اَفَمَنْ كَانَ عَلى بَيِّنَةٍ مِنْ رَبِّه وَيَتْلُوهُ شَاهِدٌ مِنْهُ وَمِنْ قَبْلِه كِتَابُ مُوسى اِمَامًا وَرَحْمَةً اُولئِكَ يُؤْمِنُونَ بِه وَمَنْ يَكْفُرْ بِه مِنَ الْاَحْزَابِ فَالنَّارُ مَوْعِدُهُ فَلَا تَكُ فى مِرْيَةٍ مِنْهُ اِنَّهُ الْحَقُّ مِنْ رَبِّكَ وَلكِنَّ اَكْثَرَ النَّاسِ لَا يُؤْمِنُونَ (17) وَمَنْ اَظْلَمُ مِمَّنِ افْتَرى عَلَى اللّهِ كَذِبًا اُولئِكَ يُعْرَضُونَ عَلى رَبِّهِمْ وَيَقُولُ الْاَشْهَادُ هؤُلَاءِ الَّذينَ كَذَبُوا عَلى رَبِّهِمْ اَلَا لَعْنَةُ اللّهِ عَلَى الظَّالِمينَ (18) اَلَّذينَ يَصُدُّونَ عَنْ سَبيلِ اللّهِ وَيَبْغُونَهَا عِوَجًا وَهُمْ بِالْاخِرَةِ هُمْ كَافِرُونَ (19) اُولئِكَ لَمْ يَكُونُوا مُعْجِزينَ فِى الْاَرْضِ وَمَا كَانَ لَهُمْ مِنْ دُونِ اللّهِ مِنْ اَوْلِيَاءَ يُضَاعَفُ لَهُمُ الْعَذَابُ مَاكَانُوا يَسْتَطيعُونَ السَّمْعَ وَمَا كَانُوا يُبْصِرُونَ (20) اُولئِكَ الَّذينَ خَسِرُوا اَنْفُسَهُمْ وَضَلَّ عَنْهُمْ مَاكَانُوا يَفْتَرُونَ (21) لَاجَرَمَ اَنَّهُمْ فِى الْاخِرَةِ هُمُ الْاَخْسَرُونَ (22) اِنَّ الَّذينَ امَنُوا وَعَمِلُوا الصَّالِحَاتِ وَاَخْبَتُوا اِلى رَبِّهِمْ اُولئِكَ اَصْحَابُ الْجَنَّةِ هُمْ فيهَا خَالِدُونَ (23) مَثَلُ الْفَريقَيْنِ كَالْاَعْمى وَالْاَصَمِّ وَالْبَصيرِ وَالسَّميعِ هَلْ يَسْتَوِيَانِ مَثَلًا اَفَلَا تَذَكَّرُونَ (24)

M E A L İ:

17--  Rabbinden açık bir delile mazhar olan, ardınca Rabbi tarafından bir şahid gelen, daha öncede Mûsâ’nın Rahmet ve Rehber olan Kitabını tasdik eden kimse başkaları gibi olur mu? İşte onlar İmân eder Kur'ân'a.

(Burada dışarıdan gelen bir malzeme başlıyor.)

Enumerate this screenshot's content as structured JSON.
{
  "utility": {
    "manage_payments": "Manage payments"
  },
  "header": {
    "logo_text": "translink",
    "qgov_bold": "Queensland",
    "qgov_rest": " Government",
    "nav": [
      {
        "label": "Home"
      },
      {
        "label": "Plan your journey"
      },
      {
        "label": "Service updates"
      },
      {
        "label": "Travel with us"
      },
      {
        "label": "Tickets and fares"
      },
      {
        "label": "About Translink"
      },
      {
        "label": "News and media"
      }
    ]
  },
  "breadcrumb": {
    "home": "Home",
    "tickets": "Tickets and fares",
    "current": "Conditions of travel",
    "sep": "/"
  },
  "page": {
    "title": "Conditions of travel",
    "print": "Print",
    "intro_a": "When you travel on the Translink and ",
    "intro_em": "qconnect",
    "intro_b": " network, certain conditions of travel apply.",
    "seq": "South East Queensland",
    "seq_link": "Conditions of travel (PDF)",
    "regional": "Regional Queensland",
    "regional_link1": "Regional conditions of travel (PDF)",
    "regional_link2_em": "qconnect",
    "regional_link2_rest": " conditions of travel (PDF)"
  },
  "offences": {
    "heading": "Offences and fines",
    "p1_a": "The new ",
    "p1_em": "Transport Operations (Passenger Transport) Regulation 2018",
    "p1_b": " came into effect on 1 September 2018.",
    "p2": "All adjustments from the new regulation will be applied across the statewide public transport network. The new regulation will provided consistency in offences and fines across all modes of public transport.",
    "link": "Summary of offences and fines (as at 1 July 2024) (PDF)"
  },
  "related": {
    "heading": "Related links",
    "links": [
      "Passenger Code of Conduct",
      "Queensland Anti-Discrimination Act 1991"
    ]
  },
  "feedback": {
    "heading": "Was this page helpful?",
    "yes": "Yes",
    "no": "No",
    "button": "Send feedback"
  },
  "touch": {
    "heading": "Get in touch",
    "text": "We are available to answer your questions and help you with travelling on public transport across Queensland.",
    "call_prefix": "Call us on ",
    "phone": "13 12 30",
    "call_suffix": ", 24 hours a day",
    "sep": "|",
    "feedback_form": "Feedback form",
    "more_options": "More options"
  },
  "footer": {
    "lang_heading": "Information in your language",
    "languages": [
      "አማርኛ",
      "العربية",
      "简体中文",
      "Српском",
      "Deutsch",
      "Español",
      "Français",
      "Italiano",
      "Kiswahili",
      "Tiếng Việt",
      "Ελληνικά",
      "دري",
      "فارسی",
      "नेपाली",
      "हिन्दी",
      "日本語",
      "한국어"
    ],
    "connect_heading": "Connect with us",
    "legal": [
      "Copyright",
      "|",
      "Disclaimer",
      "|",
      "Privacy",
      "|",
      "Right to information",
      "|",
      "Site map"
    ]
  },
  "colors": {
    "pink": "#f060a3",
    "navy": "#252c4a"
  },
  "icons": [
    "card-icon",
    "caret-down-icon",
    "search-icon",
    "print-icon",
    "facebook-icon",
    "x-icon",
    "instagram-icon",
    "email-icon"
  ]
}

Her hangi bir kavim onu inkâr ederse onun yeri ateştir. Sende şüphe içinde olma bundan. Doğrusu o Rabbin tarafından gelen bir haktır. Ama insanların birçoğu inanmazlar. 18--  ELLAH’a karşı yalan uydurandan daha zalim kim vardır? Bunlar Rablerinin huzuruna çıkartılırlar. Ve şahitler: Rablerine yalan uyduran bunlardır. Bilin ki ELLAH’ın laneti bu zalimlerin üzerinedir. 19-- Onlar ki, ELLAH’ın yolundan men ederler. Ve o yolu eğri gösterip eğriltmeye çalışırlar. İşte Âhiret'i inkâr eden bunlardır. 20--  Bunlar yeryüzünde ELLAH’ı âciz bırakamayacaklardır. ELLAH’a karşı gelebilen yardımcıları da yoktur. Azapları kat, kat olacaktır. Onlar işitmeye tahammül edemezlerdi ve kendileri de gerçeği göremezlerdi. 21-- İşte kendilerine yazık edenler bunlardır. Uydurdukları Şefiler de kendilerinden uzaklaşıp kaybolmuştur. 22--  Âhiret'te büsbütün zarara uğrayanlar bunlardır. 23-- Doğrusu İmân edip de Sâlih Amel işleyenler ve Âlemlerin Rabbine boyun eğenler, şüphe yok Cennet ehlidirler. Hem de ebedi kalırlar orda. 24--  Bu iki zümrenin durumu: Kör ve sağır olan ile işiten ve görenin durumu gibidir. Bunlar hiçbir olur mu? Öyleyse niye hala ibret almıyorsunuz?

M E R A M I:

Kör ve sağır olanlarla, işiten ve görenlerin arasında olan fark ne ise, Resul ve Nebilerle diğer insanların arasına olan fark tıpkı o kadar ve öyledir. Ve ELLAH’ın Hükümleriyle, Beşeri Hükümlerin arasına olan fark da tıpkı öyledir. Öyleyse Risâlet'e, Halifesi yoluyla kim ve kimler uymadı ise onlar körlere ve sağırlara uymuşlardır.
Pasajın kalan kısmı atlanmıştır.